Forum Moderators: martinibuster
I'm no SEO expert, as I'm "just" a coder, but a client (and friend) has a problem and asked my advice -- and in turn I'm asking yours.
He has a web site with good rankings for his niche keywords. His business is both on-line and "off-line", in the real world, so to speak. He has a couple of business partner that have web sites with areas that some people would find questionable. These partners demanded to be linked from my friend's web site, and he can't refuse as he needs to do business with them.
He asked me what's the best way to link to these sites without creating not even the slightest association in search engines, and without being penalized because of the "technical" way he linked to them trying to make the SE ignore the link.
He's afraid that using "nofollow", redirects, just showing the url without the href tag, jscript, robots.txt might not be enough, as SE have technology to follow a link and create an association.
What should I recommend?
Thanks a lot for your good advice!
These partners demanded to be linked from my friend's web site, and he can't refuse as he needs to do business with them
My suggestion would be that he tell them he doesn't want to link to their sites as he feels that may risk his own search engine performance. If the sites are indeed 'questionable' then I wouldn't see this as a deal-breaker. But I guess this depends on exactly what the business relationship is, and why a link seems to be so important to them.
Certainly, any technique designed purely to prevent search engines from interpreting a link carries with it risk, apart from putting the links on a page that search engines cannot access.
[edited by: Receptional_Andy at 3:53 pm (utc) on Aug. 29, 2007]
thank you very much for taking the time to write!

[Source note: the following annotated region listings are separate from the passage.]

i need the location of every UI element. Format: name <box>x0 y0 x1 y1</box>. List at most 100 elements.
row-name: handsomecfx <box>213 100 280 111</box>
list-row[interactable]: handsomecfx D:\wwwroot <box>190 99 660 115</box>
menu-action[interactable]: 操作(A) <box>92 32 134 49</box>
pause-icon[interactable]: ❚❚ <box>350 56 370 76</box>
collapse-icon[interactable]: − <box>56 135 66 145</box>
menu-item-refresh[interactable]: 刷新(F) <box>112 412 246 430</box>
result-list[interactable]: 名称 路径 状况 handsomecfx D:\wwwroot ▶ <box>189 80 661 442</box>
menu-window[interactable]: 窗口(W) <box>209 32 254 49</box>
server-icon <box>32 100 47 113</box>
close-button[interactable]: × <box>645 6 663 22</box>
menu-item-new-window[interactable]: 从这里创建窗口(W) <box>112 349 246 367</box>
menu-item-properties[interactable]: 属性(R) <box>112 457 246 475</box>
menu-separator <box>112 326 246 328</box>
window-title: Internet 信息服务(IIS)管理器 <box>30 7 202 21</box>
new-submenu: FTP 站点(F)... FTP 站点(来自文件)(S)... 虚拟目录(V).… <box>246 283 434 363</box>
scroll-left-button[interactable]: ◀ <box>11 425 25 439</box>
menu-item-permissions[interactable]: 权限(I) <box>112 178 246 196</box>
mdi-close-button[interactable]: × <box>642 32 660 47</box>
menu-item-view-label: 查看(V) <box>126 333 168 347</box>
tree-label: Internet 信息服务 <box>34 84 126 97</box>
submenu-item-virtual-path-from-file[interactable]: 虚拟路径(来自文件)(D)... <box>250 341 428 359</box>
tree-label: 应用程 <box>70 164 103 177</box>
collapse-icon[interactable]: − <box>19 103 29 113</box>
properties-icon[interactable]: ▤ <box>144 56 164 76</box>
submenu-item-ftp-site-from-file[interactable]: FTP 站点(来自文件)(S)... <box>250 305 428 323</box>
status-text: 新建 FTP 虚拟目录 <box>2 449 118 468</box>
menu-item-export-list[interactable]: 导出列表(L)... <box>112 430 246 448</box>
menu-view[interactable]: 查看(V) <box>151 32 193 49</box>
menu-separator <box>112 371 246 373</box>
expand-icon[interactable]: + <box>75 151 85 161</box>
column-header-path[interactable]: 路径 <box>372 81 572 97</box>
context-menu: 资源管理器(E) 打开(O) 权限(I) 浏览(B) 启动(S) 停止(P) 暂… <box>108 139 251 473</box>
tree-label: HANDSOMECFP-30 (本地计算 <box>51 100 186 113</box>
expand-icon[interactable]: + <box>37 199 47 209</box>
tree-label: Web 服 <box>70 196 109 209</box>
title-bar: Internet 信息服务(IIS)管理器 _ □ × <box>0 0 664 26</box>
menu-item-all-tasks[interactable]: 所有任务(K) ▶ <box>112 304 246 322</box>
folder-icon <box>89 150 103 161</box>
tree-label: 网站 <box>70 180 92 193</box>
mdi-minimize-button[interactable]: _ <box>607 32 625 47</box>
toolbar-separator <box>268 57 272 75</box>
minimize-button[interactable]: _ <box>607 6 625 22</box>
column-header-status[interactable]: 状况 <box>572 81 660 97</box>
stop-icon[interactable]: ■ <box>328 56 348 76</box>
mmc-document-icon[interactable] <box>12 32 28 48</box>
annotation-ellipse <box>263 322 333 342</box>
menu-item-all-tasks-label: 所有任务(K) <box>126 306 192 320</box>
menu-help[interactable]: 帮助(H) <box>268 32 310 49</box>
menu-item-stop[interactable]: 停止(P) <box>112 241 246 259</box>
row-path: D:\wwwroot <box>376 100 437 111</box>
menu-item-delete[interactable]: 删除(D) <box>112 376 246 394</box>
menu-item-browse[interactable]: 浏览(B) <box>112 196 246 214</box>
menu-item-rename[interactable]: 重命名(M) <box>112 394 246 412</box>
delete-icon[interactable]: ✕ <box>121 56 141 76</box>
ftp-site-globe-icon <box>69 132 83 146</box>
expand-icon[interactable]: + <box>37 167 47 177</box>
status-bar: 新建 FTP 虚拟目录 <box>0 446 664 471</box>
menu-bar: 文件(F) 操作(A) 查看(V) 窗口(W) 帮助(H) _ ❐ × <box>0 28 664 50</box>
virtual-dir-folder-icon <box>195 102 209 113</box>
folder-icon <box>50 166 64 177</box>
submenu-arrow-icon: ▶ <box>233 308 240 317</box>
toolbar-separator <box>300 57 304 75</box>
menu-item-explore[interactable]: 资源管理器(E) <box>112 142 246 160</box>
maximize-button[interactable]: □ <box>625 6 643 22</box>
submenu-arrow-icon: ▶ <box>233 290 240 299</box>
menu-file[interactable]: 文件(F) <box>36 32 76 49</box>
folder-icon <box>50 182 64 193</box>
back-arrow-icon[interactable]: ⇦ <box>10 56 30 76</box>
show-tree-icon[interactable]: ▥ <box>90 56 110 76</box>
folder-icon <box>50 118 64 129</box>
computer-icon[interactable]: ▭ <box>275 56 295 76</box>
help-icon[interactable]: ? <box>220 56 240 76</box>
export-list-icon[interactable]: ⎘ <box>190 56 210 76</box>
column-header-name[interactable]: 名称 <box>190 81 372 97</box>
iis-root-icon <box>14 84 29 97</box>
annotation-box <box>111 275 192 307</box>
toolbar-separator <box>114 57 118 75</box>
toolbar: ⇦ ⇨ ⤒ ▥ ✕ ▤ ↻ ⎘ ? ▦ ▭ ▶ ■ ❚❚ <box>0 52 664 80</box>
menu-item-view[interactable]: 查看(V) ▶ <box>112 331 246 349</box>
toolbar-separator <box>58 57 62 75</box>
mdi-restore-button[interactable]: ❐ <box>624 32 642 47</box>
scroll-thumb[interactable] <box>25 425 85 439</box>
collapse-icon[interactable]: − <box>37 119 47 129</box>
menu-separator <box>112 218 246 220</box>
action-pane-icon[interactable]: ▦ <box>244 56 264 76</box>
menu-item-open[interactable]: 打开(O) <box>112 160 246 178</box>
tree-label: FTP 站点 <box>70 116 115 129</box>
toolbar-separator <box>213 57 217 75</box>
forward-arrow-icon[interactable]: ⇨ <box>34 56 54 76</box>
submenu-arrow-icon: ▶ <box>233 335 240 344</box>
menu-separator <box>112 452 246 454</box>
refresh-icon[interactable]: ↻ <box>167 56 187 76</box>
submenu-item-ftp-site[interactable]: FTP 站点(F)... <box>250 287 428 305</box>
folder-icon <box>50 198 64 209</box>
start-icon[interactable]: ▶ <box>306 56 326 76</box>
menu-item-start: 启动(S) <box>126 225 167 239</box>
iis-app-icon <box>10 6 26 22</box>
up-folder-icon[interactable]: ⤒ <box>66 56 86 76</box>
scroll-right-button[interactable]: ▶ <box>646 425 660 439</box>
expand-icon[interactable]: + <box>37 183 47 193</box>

My friend is in the publishing industry, and those partners are niche "independent" publishers that have poetry as well as "adult" sections (books, not magazines -- we are not talking about pictures). He can't afford not to represent their poetry catalogue, which is his niche, and is not even concerned about the "real world" association with those books, but he's afraid that a search engine might easily equivocate some content... after all they can't make the difference between "adult" pictures from book covers, can they?
Also, he wouldn't be able to explain why he's not linking them from the "partners" page.
Question: do search engines read cookies? What if a link was displayed only to browsers that are marked by cookies? That would be an acceptable compromise...
A link between two sites is an explicitly declared relationship between them, regardless of whether this is visible to a search engine when interpreting the page's HTML. Remember that they have access to other sources that can reveal even 'hidden' links (e.g. toolbar data, analytics data, human testing).
If you are absolutely determined to have a link that search engines cannot easily interpret on a page that is accessible to them, then anything using a technology that is difficult for search engines to understand will likely 'beat' their analysis of the page's HTML. You could use encoded javascript, for instance or flash. Or you could go all the way and use cloaking.
But I would definitely advise against this approach which to my mind is counter-productive. I may be somewhat dogmatic, but I think that if you aren't happy to declare the relationship, don't link.
[webmasterworld.com...]
nofollow'ed links are dropped out of our link graph; we don't even use such links for discovery
[edited by: Receptional_Andy at 3:07 pm (utc) on Aug. 30, 2007]
There's a big difference between their results.
[webmasterworld.com...]
Agree with martinibuster.
Javascript would be the best solution.